My own two cents - Rome wasn't built in a day, therefore it is unlikely to be destroyed in a day too. What's been put together over two and a half millennia/centuries can't be annihilated in four or fourteen or even forty years. Calm down, people. Whoever gets voted in will leave too, sooner or later, and someone else will take his place. No matter how far the pendulum swings out to the left or right, when it stops, it stops in the middle. We'll get the future we all deserve, equality, liberty, justice and peace, whichever route it takes to get there. Equilibrium is a law of nature.


On a completely different note, this here is the 1001th verse entry on this page. And the October post for WEP was the 50th flash I've posted. That feels like a milestone or something, which I have to admit I'm bad at noticing, but better late than never. Or I can say, there need be no hurry here either. Mini celebration is duly being observed, if with a time lag. 

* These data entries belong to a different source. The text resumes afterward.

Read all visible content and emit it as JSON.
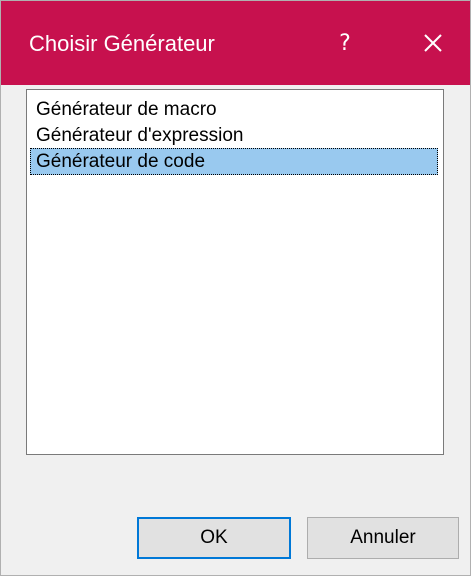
{
  "dialog": {
    "title": "Choisir Générateur",
    "help_label": "?",
    "accent_color": "#c7114e"
  },
  "list": {
    "items": [
      {
        "label": "Générateur de macro",
        "selected": false
      },
      {
        "label": "Générateur d'expression",
        "selected": false
      },
      {
        "label": "Générateur de code",
        "selected": true
      }
    ],
    "selection_color": "#99c9ef"
  },
  "buttons": {
    "ok_label": "OK",
    "cancel_label": "Annuler"
  },
  "icons": {
    "help": "help-icon",
    "close": "close-icon"
  }
}
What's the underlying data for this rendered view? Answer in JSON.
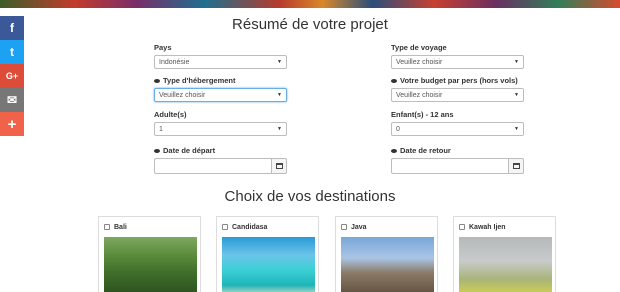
{
  "share": {
    "facebook": "f",
    "twitter": "t",
    "googleplus": "G+",
    "email": "✉",
    "more": "+"
  },
  "summary": {
    "title": "Résumé de votre projet",
    "fields": {
      "pays": {
        "label": "Pays",
        "value": "Indonésie"
      },
      "type_voyage": {
        "label": "Type de voyage",
        "value": "Veuillez choisir"
      },
      "hebergement": {
        "label": "Type d'hébergement",
        "value": "Veuillez choisir"
      },
      "budget": {
        "label": "Votre budget par pers (hors vols)",
        "value": "Veuillez choisir"
      },
      "adultes": {
        "label": "Adulte(s)",
        "value": "1"
      },
      "enfants": {
        "label": "Enfant(s) - 12 ans",
        "value": "0"
      },
      "depart": {
        "label": "Date de départ",
        "value": ""
      },
      "retour": {
        "label": "Date de retour",
        "value": ""
      }
    }
  },
  "destinations": {
    "title": "Choix de vos destinations",
    "items": [
      {
        "name": "Bali"
      },
      {
        "name": "Candidasa"
      },
      {
        "name": "Java"
      },
      {
        "name": "Kawah Ijen"
      }
    ]
  },
  "icons": {
    "eye": "eye-icon",
    "calendar": "calendar-icon",
    "caret": "caret-down-icon"
  }
}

Have a peaceful and happy week, hope you have lots to celebrate at your end.



10 comments:

  1. That's good to know some of your family is elated. Despite the doom and gloom, we prospered big those four years, so we will be fine the next four.

    ReplyDelete
    Replies
    1. And beyond the next four, I'm sure. From what I've read, the President Elect has the support of a large percentage of Indian American voters.

      Delete
  2. Hari OM
    Count me among the devastated. I revel in your poetry, though... YAM xx

    ReplyDelete
    Replies
    1. Thank you. Keep the revelry on. :) It will all work out for the greater good in the long run, it always does. Four years is a very short time.

      Delete
  3. Hi Nila - the balance of life ... the ups and the downs. Your poem is magnificent ... the stones - if only they could tell us their stories ... part of a Roman road has just been uncovered in south London ... an intact part has never been found before. All grains of sand and earth cover what's been ... our memories though in a hundred years will probably mean naught - I loved the poem - cheers Hilary

    ReplyDelete
    Replies
    1. Thanks Hilary. I'm so glad you enjoyed the poem. That's super fascinating about the Roman road.
      We are so into 'living in the moment' that we let current events overwhelm our perspective. Everything will be fine. And as you say, in hundred years it will all be dust and the world will still go on.

      Delete
  4. This poem is lovely and then I really appreciated your commentary and perspective on the ebb and flow of the worlds. I am NOT happy with USA results, but I don't plan to move. In my own little circle, we'll be fine. I just hate the ugly rhetoric our "new" leader brings. It's not the image of America I want projected, and I fear for some allies (like Ukraine). We'll see and yes time goes by with ups and downs. (You just say it so much better in verse) Thank you and be well.

    ReplyDelete
    Replies
    1. Thank you, Joanne. A leader does set the tone of the discourse. But that tone changes in the blink of an eye once the leader steps down, seen that often enough before to know it will happen again. Nothing is forever.